A mysterious book written in a language or code that no cryptographer has ever managed to crack has been verified as being written in the early 15th century, which has upset some of the theories on its origin.
People were making up garble-languages well before J R R Tolkien came along
The "Voynich manuscript" was found in 1912 at the Villa Mondragone, a one-time papal palace complex near Rome which was at the time being used as a scientific college by the Jesuit order of the Catholic church – formerly famous for their deviousness and secrecy. Book dealer Wilfrid Voynich found the tome among a chestful of volumes offered for sale by the Jesuits.
The book is full of bizarre illustrations and contains writing in an unknown and so far undecipherable script. The pictures appear to depict such things as unidentifiable plants, astronomical and astrological objects (suns, moons, stars, signs of the zodiac), curious cosmological diagrams and so forth. There is a section which mainly shows naked women in pools or bathtubs interlinked by elaborate networks of pipework, some parts of which resemble human organs.

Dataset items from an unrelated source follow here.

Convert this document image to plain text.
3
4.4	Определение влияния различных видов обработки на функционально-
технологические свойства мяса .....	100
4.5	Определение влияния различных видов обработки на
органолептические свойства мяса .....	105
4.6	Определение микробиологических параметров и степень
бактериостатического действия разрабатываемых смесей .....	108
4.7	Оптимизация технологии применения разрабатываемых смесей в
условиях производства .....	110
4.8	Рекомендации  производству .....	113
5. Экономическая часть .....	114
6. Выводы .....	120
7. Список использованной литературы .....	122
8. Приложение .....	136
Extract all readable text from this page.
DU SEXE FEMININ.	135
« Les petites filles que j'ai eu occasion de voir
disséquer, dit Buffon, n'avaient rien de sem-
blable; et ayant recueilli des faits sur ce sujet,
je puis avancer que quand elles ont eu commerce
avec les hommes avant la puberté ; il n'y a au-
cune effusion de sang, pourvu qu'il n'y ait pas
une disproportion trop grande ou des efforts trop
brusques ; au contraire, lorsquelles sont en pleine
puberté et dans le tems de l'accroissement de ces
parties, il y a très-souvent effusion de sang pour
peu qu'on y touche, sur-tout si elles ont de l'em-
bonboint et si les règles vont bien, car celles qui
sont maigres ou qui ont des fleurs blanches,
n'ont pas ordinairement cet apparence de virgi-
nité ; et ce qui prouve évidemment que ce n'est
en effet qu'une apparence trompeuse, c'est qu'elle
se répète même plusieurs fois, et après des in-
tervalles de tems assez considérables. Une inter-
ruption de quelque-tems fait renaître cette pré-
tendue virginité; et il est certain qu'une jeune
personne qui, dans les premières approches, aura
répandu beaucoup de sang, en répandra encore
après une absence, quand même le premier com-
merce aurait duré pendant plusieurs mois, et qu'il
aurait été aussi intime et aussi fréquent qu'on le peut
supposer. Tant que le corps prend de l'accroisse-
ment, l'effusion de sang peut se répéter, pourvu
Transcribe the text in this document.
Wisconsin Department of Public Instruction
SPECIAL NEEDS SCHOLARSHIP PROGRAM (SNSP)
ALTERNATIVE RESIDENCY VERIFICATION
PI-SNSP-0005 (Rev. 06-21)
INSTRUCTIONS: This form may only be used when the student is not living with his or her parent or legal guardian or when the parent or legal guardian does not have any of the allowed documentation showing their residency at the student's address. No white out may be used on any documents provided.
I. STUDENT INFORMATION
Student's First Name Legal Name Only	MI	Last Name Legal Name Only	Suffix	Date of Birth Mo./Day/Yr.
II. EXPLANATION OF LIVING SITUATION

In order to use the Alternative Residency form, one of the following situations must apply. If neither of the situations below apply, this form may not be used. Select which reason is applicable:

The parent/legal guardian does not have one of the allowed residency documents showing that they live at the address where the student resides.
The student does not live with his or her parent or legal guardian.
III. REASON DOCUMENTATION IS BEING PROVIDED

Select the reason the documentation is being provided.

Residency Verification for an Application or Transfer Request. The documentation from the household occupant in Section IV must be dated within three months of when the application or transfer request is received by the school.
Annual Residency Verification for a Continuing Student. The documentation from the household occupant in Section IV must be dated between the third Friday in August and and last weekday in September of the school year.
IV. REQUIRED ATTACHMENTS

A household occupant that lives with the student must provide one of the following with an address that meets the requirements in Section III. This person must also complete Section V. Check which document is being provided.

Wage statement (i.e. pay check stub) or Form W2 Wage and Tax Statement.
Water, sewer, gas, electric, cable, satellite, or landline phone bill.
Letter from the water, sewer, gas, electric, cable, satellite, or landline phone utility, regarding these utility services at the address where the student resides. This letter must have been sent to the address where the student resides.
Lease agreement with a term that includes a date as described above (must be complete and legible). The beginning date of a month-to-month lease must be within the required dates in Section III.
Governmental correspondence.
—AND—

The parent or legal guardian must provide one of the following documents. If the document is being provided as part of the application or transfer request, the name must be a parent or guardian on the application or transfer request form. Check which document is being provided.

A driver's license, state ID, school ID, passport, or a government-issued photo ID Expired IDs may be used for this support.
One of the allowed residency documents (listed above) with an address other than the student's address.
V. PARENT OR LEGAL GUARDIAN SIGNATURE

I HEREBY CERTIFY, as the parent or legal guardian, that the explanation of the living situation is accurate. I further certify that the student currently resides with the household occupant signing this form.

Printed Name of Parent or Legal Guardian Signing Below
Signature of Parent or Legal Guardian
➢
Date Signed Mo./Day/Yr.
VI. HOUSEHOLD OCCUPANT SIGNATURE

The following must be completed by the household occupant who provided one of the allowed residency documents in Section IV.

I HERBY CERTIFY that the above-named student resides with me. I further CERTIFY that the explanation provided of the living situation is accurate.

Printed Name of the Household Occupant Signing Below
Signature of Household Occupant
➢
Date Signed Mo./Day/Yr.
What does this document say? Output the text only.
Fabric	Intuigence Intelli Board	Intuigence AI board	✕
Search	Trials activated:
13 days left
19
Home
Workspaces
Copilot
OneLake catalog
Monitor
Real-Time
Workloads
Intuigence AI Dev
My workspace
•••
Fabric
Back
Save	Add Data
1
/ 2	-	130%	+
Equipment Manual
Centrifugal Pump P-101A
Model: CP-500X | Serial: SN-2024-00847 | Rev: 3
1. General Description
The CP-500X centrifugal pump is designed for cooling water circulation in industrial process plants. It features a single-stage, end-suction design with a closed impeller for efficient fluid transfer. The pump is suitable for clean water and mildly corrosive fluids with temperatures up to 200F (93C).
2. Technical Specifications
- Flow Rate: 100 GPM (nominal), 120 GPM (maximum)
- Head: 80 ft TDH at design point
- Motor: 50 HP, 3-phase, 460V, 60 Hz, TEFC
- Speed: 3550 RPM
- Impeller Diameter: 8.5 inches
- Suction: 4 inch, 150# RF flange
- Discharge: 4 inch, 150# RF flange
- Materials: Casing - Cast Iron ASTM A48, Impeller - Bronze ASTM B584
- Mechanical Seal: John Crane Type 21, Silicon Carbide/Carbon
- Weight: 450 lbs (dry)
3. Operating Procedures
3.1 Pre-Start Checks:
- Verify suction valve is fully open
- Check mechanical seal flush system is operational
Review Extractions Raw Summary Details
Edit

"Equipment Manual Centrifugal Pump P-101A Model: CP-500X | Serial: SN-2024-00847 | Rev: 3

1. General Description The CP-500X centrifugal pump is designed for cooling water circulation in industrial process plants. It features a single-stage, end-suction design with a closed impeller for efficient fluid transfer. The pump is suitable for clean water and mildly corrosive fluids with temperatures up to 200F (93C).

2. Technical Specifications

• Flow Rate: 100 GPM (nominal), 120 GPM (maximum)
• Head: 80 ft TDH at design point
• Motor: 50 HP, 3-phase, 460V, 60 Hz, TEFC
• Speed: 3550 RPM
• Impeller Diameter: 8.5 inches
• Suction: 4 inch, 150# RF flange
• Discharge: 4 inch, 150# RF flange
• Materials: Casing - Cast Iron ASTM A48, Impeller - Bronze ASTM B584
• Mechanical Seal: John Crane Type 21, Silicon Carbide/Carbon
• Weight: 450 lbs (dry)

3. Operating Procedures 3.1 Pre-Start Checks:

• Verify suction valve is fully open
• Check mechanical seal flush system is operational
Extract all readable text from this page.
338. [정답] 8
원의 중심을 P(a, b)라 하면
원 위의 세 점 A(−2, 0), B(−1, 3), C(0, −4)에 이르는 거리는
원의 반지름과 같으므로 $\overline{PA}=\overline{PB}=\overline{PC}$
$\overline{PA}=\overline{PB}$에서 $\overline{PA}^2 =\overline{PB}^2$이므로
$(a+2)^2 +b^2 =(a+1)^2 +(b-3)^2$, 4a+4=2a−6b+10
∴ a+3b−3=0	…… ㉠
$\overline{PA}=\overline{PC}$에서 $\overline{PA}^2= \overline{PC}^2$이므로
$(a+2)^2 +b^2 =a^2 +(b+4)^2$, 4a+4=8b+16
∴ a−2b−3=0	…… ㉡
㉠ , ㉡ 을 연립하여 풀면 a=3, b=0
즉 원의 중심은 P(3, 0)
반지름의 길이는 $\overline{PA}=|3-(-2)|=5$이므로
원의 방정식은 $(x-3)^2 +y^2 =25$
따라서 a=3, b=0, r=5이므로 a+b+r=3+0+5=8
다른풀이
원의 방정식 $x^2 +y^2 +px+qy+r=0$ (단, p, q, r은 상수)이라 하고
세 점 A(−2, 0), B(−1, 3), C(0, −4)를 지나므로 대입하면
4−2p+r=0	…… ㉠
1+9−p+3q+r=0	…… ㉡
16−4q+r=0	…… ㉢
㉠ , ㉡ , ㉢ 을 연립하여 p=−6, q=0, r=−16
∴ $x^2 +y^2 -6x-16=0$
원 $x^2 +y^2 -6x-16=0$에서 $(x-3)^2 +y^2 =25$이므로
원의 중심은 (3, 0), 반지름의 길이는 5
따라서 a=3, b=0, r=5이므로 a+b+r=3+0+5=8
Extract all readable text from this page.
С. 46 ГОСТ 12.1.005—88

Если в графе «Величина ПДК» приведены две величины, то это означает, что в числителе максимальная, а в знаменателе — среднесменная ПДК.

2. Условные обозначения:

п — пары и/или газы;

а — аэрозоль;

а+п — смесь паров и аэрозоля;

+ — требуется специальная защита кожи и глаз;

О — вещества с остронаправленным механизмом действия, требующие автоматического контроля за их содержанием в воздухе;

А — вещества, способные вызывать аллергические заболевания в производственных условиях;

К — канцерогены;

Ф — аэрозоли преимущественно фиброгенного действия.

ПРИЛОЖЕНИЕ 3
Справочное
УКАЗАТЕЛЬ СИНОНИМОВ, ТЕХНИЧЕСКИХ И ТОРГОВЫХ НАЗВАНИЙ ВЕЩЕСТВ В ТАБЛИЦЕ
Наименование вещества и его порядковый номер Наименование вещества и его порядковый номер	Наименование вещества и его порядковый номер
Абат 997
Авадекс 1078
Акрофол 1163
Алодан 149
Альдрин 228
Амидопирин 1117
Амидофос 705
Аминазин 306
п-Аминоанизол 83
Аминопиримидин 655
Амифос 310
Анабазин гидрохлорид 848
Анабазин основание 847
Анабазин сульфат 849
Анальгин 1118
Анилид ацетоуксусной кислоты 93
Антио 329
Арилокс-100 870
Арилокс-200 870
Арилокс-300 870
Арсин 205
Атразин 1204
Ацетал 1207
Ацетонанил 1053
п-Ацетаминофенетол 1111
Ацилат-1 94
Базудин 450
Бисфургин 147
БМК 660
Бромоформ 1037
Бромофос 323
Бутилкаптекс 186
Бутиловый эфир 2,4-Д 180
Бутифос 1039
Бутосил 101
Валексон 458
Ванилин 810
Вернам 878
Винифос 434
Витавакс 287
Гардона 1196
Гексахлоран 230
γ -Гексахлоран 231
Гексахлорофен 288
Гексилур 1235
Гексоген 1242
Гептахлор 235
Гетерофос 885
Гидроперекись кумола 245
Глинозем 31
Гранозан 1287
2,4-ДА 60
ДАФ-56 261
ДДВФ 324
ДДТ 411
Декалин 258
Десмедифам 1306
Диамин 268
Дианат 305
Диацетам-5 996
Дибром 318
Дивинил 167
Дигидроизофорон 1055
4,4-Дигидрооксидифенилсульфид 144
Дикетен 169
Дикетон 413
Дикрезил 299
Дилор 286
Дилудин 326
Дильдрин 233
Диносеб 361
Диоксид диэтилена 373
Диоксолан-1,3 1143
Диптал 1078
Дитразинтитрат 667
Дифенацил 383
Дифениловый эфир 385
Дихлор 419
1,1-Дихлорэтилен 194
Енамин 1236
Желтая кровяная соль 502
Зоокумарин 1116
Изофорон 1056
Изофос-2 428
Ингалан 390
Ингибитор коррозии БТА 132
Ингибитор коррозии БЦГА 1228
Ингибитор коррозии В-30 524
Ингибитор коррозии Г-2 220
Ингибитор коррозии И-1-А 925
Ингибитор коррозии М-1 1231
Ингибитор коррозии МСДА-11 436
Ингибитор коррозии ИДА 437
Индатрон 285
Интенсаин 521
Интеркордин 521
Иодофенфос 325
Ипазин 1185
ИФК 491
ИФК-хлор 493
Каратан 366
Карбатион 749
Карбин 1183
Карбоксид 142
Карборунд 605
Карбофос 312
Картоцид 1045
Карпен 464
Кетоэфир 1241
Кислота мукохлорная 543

Voynich, who died in 1930, theorised that the book had been written by the famous 13th-century friar and polymath Roger Bacon, a sort of early Leonardo da Vinci figure often credited with the introduction of gunpowder to much of Europe and conceptual invention of flying machines, steam engines etc.
This theory at least has now been conclusively disproven, as boffins at the University of Arizona have used radiocarbon dating to discover that the book was produced at some point between 1404 and 1438 – well after Bacon's time. The dating was done last year, but Arizona uni has announced the new information publicly this week to coincide with a National Geographic Channel doco.